“Don’t deal with the symptoms, deal with the cause.”

  • “Don’t deal with the symptoms, deal with the cause.”

    Posted by Admin on 17 February 2022 at 00:00 am

    I’ve found that mental health services, particularly Psychiatrists, mainly seem to focus on the symptoms of mental illness… Well, that is the role of their jobs, I guess, but it can be frustrating when one knows the cause of their illness and yet doctors are just focusing on making the symptoms go away, not actually dealing with the cause of the symptoms. It’s so frustrating!

    So this musing of mine is about the causes of our illnesses. What caused or led you to develop your symptoms? Tell me in the comments below.

    Do you feel like if you could deal with the cause you would be healed and no longer experience the symptoms?

    Caroline replied 2 years, 1 month ago 2 Members · 1 Reply
  • 1 Reply
  • Caroline

    Member
    17 February 2022 at 00:03 am

    My issues began at University. You could say it began when I started talking, or not talking I should say. I’ve always been extremely shy. As a child, I’m certain that I had selective mutism. This is where you speak fine around familiar people or certain people in general, but around others, you are completely silent, or ‘mute’. This was me. I’d be this way around relatives. My parents would be so embarrassed and ashamed of me and would berate me in the car home all the time.

    “Why can’t I speak?” I’d think to myself, always perceiving myself as useless and good-for-nothing. In college, things weren’t too bad actually. I had one close friend and another girl (her friend that I called my friend) who I would hang with. Actually, there was another guy who I was relatively close to also. But in University, this all went away. Five hours away from home (Manchester as opposed to London). I had no one. I made no real friends (I had one friend, but she wasn’t my typical friend, she was very prude which is fine if you have several friends to balance that out if you know what I mean. I don’t want to downplay our friendship, but she just wasn’t my typical friend).

    I would miss lectures (I probably went to 20% of lectures or less), I would just spend the day sleeping or trying to amuse myself by watching Youtube videos. I was severely depressed and I didn’t even know it. Now, I studied Pharmacy, so I knew the symptoms, so imagine not knowing. Maybe because I couldn’t cry. I would read the symptoms and be like, ‘yep’, ‘yep’, ‘yep, so I knew, but it’s like I also didn’t know. Was it denial?

    I’m going to write a story about this because this is going to be too long to post here. Long story short, by year three, I developed psychosis. I wasn’t going out, I wasn’t communicating with people so I just lost touch with reality and who I was.

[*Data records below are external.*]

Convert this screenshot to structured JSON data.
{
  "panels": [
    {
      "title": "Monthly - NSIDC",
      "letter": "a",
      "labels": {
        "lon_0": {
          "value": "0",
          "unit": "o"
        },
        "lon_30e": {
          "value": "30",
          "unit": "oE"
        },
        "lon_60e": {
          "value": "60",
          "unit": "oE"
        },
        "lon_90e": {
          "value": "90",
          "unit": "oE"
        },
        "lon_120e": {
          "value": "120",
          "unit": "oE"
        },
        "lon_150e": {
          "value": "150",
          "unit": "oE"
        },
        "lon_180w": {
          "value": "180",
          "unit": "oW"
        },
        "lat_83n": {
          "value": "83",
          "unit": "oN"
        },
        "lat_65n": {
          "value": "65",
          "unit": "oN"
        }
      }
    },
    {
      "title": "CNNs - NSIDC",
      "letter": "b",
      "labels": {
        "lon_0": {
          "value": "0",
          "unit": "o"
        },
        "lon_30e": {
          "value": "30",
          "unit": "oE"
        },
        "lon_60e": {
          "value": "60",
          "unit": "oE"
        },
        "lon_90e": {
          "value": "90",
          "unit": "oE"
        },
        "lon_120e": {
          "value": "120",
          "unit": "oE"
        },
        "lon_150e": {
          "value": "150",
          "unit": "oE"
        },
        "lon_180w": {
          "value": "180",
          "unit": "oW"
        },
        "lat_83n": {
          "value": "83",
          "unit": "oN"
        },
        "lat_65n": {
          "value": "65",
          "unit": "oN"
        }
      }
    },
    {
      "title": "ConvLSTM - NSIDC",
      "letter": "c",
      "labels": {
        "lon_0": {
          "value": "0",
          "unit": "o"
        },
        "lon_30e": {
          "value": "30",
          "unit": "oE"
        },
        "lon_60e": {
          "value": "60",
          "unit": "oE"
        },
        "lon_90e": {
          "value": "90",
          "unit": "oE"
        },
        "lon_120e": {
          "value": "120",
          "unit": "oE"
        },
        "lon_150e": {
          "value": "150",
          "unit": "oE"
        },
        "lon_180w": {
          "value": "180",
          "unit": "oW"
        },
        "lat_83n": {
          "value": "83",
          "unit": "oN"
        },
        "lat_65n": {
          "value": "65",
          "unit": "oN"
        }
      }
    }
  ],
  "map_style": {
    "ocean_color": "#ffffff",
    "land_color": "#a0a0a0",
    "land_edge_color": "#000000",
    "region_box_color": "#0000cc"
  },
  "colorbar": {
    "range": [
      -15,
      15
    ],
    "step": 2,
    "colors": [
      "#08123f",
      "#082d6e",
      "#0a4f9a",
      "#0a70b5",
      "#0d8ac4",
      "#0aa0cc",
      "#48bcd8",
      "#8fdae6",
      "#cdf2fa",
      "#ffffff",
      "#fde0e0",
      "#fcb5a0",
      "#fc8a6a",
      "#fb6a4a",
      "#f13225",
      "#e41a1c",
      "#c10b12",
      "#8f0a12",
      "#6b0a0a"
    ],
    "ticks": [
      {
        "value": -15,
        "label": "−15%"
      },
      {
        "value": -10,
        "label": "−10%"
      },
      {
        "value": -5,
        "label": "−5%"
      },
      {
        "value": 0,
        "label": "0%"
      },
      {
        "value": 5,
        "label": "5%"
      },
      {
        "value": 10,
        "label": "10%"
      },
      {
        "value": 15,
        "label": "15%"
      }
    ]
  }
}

    So my symptoms are really from me feeling a sense of emptiness and worthlessness. It’s from me being unable to express myself and be myself around others. I know I have a lot to offer, but just don’t show it, because I literally can’t due to my shyness and introverted nature. It’s not a case of ‘let’s get rid of the ”symptoms’, it’s a case of, let’s build your ability to express yourself and feel free around others. It’s about allowing me to feel ok with not having many friends, this isn’t my life path to have lots of friends. It’s about me excepting myself for who I am. Let me tell you I am so much closer to that than ever before, still far off, but a lot closer.